Indemnités de fonction
Ainsi, pour les présidents et vice présidents des EPCI à fiscalité propre, le régime issu de la loi n° 2025 1249 et du décret n° 2026 380 du 15 mai 2026 se caractérise par :
– une détermination des indemnités de fonction par référence à un terme de référence unique (indice brut terminal de la fonction publique), sur lequel s’appliquent des pourcentages plafonds fixés par catégorie d’EPCI et par strate démographique ;
– des plafonds revalorisés pour les présidents et vice présidents des communautés de communes, d’agglomération et urbaines (12,75 % à 108,75 % pour les présidents de communautés de communes ; 4,95 % à 54,37 % pour leurs vice présidents ; jusqu’à 145 % pour les présidents et 72,50 % pour les vice présidents des agglomérations et communautés urbaines dans les plus fortes strates) ;
– une marge d’appréciation significative de l’organe délibérant, qui peut fixer des indemnités inférieures aux plafonds.
Ces dispositions entreront en vigueur le 1er janvier 2027, imposant à chaque EPCI de vérifier la conformité de ses délibérations indemnitaires au nouveau texte.
Allocation différentielle de fin de mandat
L’allocation différentielle de fin de mandat, destinée à compenser la perte de revenus subie par les élus locaux à l’issue de leur mandat lorsqu’ils ne retrouvent pas une activité professionnelle procurant des revenus équivalents, voit ses modalités d’attribution sensiblement renforcées.
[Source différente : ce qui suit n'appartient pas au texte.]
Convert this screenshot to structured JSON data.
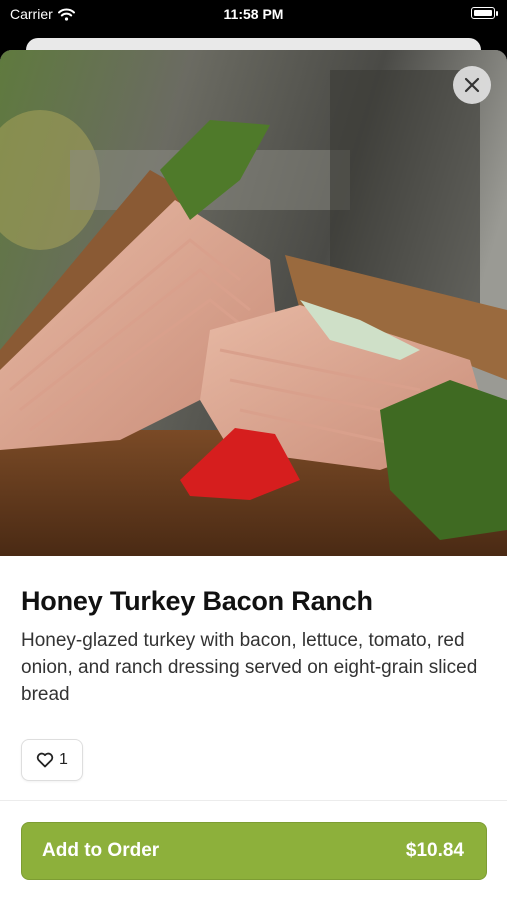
{
  "status_bar": {
    "carrier": "Carrier",
    "time": "11:58 PM"
  },
  "item": {
    "title": "Honey Turkey Bacon Ranch",
    "description": "Honey-glazed turkey with bacon, lettuce, tomato, red onion, and ranch dressing served on eight-grain sliced bread",
    "likes": "1",
    "image": "sandwich-photo"
  },
  "actions": {
    "add_label": "Add to Order",
    "price": "$10.84",
    "close_icon": "close-icon",
    "like_icon": "heart-icon"
  },
  "colors": {
    "accent": "#8db03b"
  }
}
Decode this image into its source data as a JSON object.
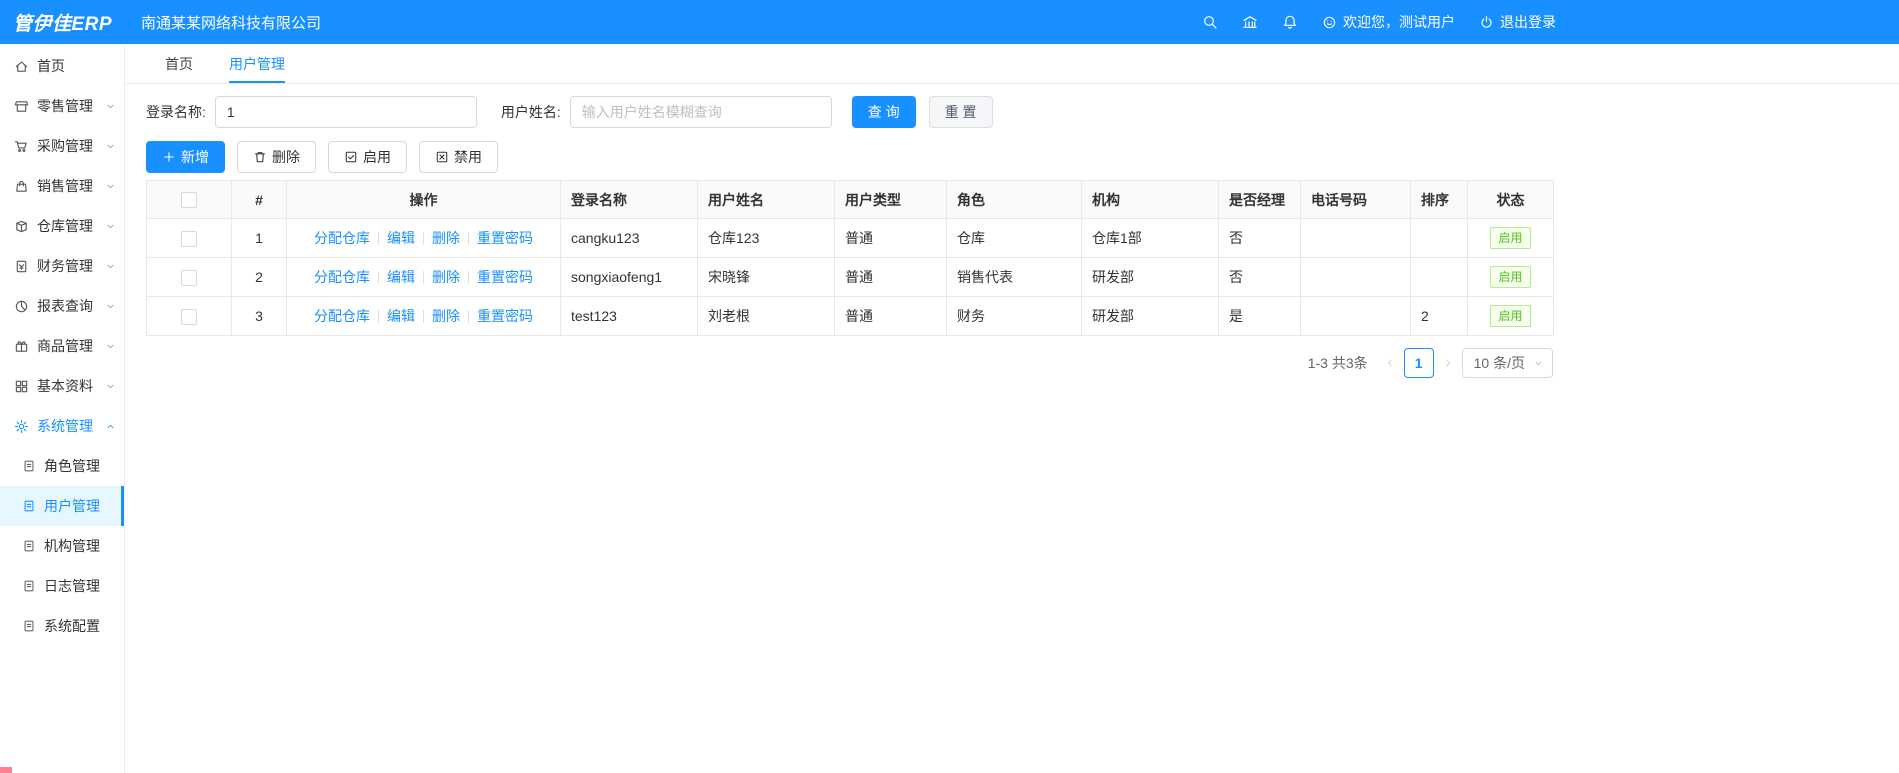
{
  "colors": {
    "primary": "#1890ff",
    "success": "#52c41a",
    "topbar_bg": "#1890ff",
    "active_item_bg": "#e6f7ff"
  },
  "topbar": {
    "logo": "管伊佳ERP",
    "company": "南通某某网络科技有限公司",
    "welcome": "欢迎您，测试用户",
    "logout": "退出登录"
  },
  "sidebar": {
    "items": [
      {
        "id": "home",
        "icon": "home",
        "label": "首页"
      },
      {
        "id": "retail",
        "icon": "retail",
        "label": "零售管理",
        "chevron": "down"
      },
      {
        "id": "purchase",
        "icon": "purchase",
        "label": "采购管理",
        "chevron": "down"
      },
      {
        "id": "sales",
        "icon": "sales",
        "label": "销售管理",
        "chevron": "down"
      },
      {
        "id": "warehouse",
        "icon": "warehouse",
        "label": "仓库管理",
        "chevron": "down"
      },
      {
        "id": "finance",
        "icon": "finance",
        "label": "财务管理",
        "chevron": "down"
      },
      {
        "id": "report",
        "icon": "report",
        "label": "报表查询",
        "chevron": "down"
      },
      {
        "id": "goods",
        "icon": "goods",
        "label": "商品管理",
        "chevron": "down"
      },
      {
        "id": "basic",
        "icon": "basic",
        "label": "基本资料",
        "chevron": "down"
      },
      {
        "id": "system",
        "icon": "system",
        "label": "系统管理",
        "chevron": "up",
        "active": true,
        "expanded": true
      }
    ],
    "sub_items": [
      {
        "id": "role",
        "label": "角色管理"
      },
      {
        "id": "user",
        "label": "用户管理",
        "active": true
      },
      {
        "id": "org",
        "label": "机构管理"
      },
      {
        "id": "log",
        "label": "日志管理"
      },
      {
        "id": "config",
        "label": "系统配置"
      }
    ]
  },
  "tabs": [
    {
      "label": "首页"
    },
    {
      "label": "用户管理",
      "active": true
    }
  ],
  "filters": {
    "login_name_label": "登录名称:",
    "login_name_value": "1",
    "user_name_label": "用户姓名:",
    "user_name_placeholder": "输入用户姓名模糊查询",
    "search_label": "查 询",
    "reset_label": "重 置"
  },
  "toolbar": {
    "add_label": "新增",
    "delete_label": "删除",
    "enable_label": "启用",
    "disable_label": "禁用"
  },
  "table": {
    "headers": [
      "#",
      "操作",
      "登录名称",
      "用户姓名",
      "用户类型",
      "角色",
      "机构",
      "是否经理",
      "电话号码",
      "排序",
      "状态"
    ],
    "rows": [
      {
        "seq": "1",
        "ops": [
          "分配仓库",
          "编辑",
          "删除",
          "重置密码"
        ],
        "login_name": "cangku123",
        "user_name": "仓库123",
        "user_type": "普通",
        "role": "仓库",
        "org": "仓库1部",
        "is_manager": "否",
        "phone": "",
        "sort": "",
        "status": "启用"
      },
      {
        "seq": "2",
        "ops": [
          "分配仓库",
          "编辑",
          "删除",
          "重置密码"
        ],
        "login_name": "songxiaofeng1",
        "user_name": "宋晓锋",
        "user_type": "普通",
        "role": "销售代表",
        "org": "研发部",
        "is_manager": "否",
        "phone": "",
        "sort": "",
        "status": "启用"
      },
      {
        "seq": "3",
        "ops": [
          "分配仓库",
          "编辑",
          "删除",
          "重置密码"
        ],
        "login_name": "test123",
        "user_name": "刘老根",
        "user_type": "普通",
        "role": "财务",
        "org": "研发部",
        "is_manager": "是",
        "phone": "",
        "sort": "2",
        "status": "启用"
      }
    ]
  },
  "pagination": {
    "total": "1-3 共3条",
    "current": "1",
    "page_size": "10 条/页"
  }
}
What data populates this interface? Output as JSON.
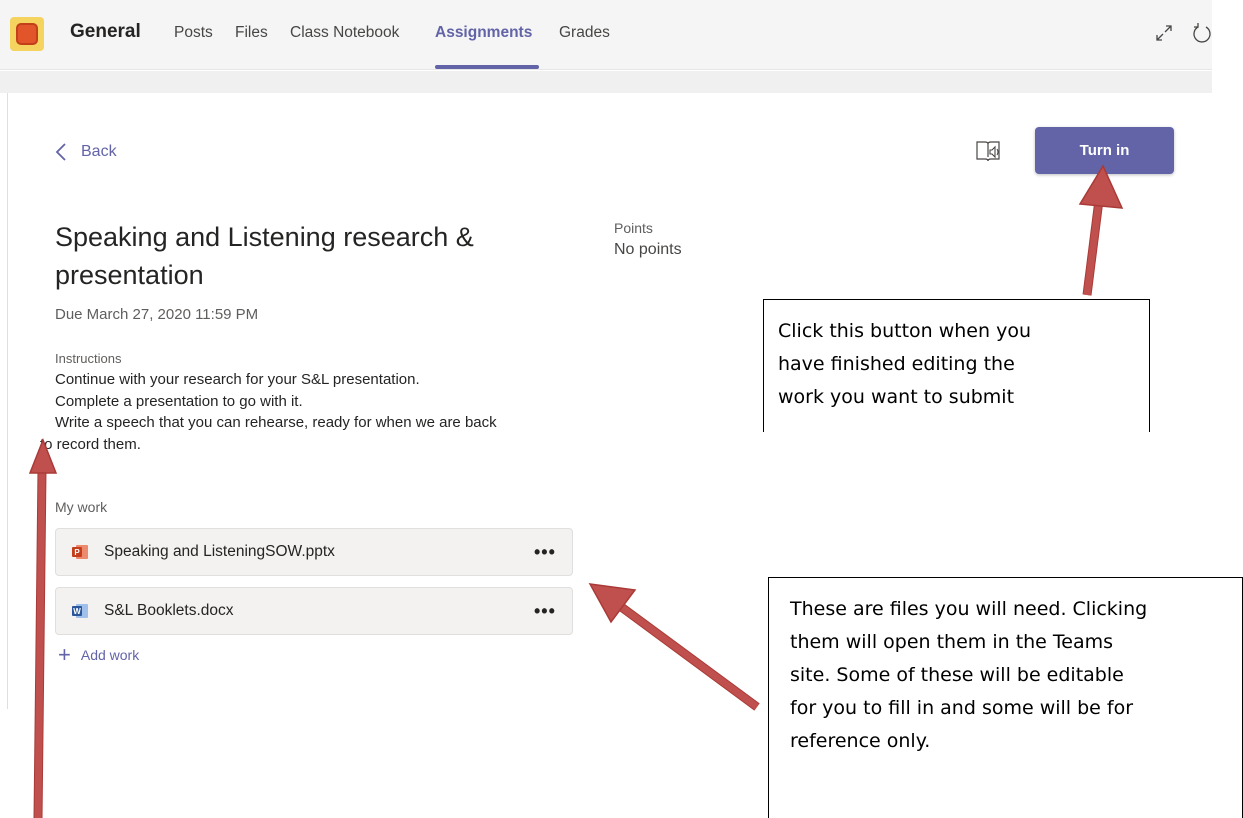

Le décret porte ainsi le taux maximal de compensation à 100 % de la différence de revenus durant les douze premiers mois suivant la cessation du mandat, puis à 80 % au cours des douze mois suivants. Il allonge également la durée maximale de versement de cette allocation, désormais fixée à vingt-quatre mois, contre douze mois auparavant.